Key capabilities include:
URL-based web page indexing
Capture of headings, subheadings, paragraphs, images, and links
Simple, no-credential setup
One-time sync for point-in-time web captures
Audit logs for all collection activity
These capabilities allow organizations to capture and preserve web content as part of a broader collection strategy — no IT involvement or authentication required.
What Data Can Be Collected with the Web Crawler
The connector captures content and structure from publicly accessible web pages including:
Page Content
Headings and subheadings
Paragraphs and body text
Pictures
Links and text links
Page metadata
These collections preserve the structure and content of web pages so investigators can review and search captured material accurately.
Note: The Web Crawler does not collect files in their native format from links embedded on a web page. Linked files are captured as embedded links only, not as downloadable native files. The Web Crawler also does not collect content from password-protected sites, CAPTCHA-protected sites, or sites where a user agent block has been issued.

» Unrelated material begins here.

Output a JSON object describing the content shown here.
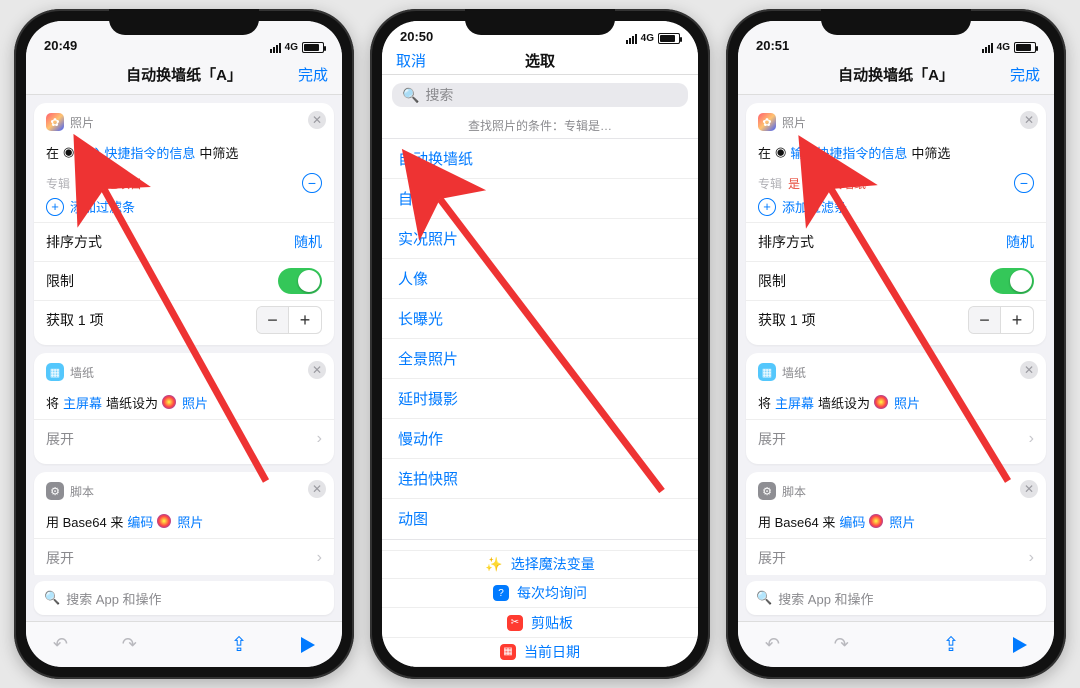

Web Crawler Metadata Collected
The Web Crawler captures standard page metadata alongside collected content, including page-level metadata embedded within the HTML of each indexed URL. There are no Web Crawler-specific metadata fields beyond what is present on the page itself.
Captured content fields include headings, subheadings, paragraph text, images, and both standard and text links — preserving the full readable structure of each indexed page.
How Web Crawler Data Collection Works
Setting up a Web Crawler collection in Onna takes just a few steps and requires no authentication or technical configuration.
Add Web Crawler as a data source
Navigate to your workspace and add the Web Crawler as a source.
Start sync
Click Done to begin the collection. Your Web Crawler source will appear alphabetically in your list of connected sources once the sync is underway.
Web Crawler Data Collection Options
The Onna Web Crawler currently supports one sync mode.
One-Time Sync
A point-in-time capture of the specified URL, suited for preserving the current state of a web page for litigation, investigation, or compliance purposes.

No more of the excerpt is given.